- Film poster
- Directed by: Diego López; David Pizarro;
- Screenplay by: Diego López; David Pizarro;
- Produced by: Xavi Llorca; Xevi Subinyà; Xosé Veiga;
- Starring: Jorge Guerricaechevarría; Alex de la Iglesia;
- Cinematography: Albert Calveres
- Edited by: Alberto Calveres
- Music by: Buio Mondo
- Production company: Areavisual SL
- Distributed by: La Aventura Audiovisual
- Release date: 11 August 2016 (Spain);
- Running time: 80 min
- Country: Spain
- Language: Spanish

= Heirs of the Beast =

Heirs of the Beast (Spanish: Herederos de la bestia) is a 2016 Spanish documentary film directed by Diego López and David Pizarro, released on 5 May 2017. It is the first film directed by both directors.

This film is a documentary on the 1995 film El día de la bestia, directed by Álex de la Iglesia.
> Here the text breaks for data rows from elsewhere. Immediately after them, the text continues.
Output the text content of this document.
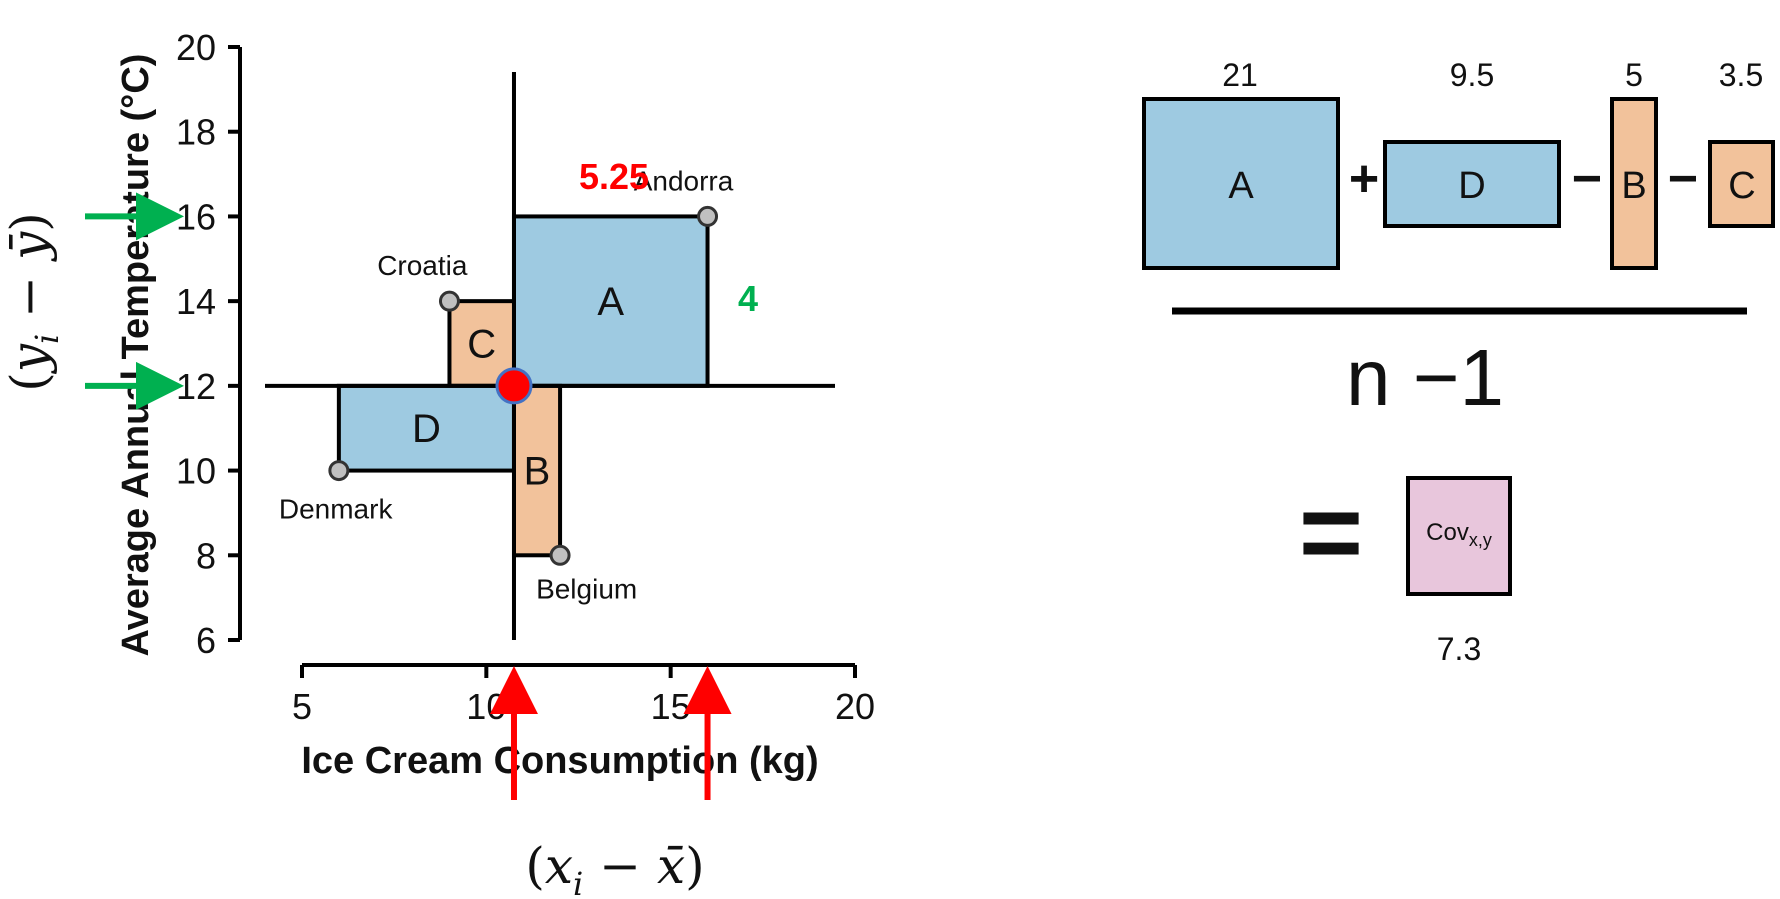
A
C
D
B
5	10	15	20
6
8
10
12
14
16
18
20
Andorra
Croatia
Denmark
Belgium
Ice Cream Consumption (kg)
Average Annual Temperature (°C)	5.25
4
($x_i$ − x̄)
($y_i$ − ȳ)
21	9.5	5 3.5
A + D − B − C
n −1
=	Cov$_{x,y}$
7.3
Except Álex Angulo, who died in 2014, all cast involved in this film appear in the documentary.

It was released at the Sitges Film Festival, the Zinema Zombie Fest de Colombia, the Ventana Sur de Argentina and the Masacre en Xoco de México.

== Awards and nominations ==
Herederos de la bestia has won the Premio al Documental en el PAURA at the Festival Internacional de Cine de Terror de Valencia.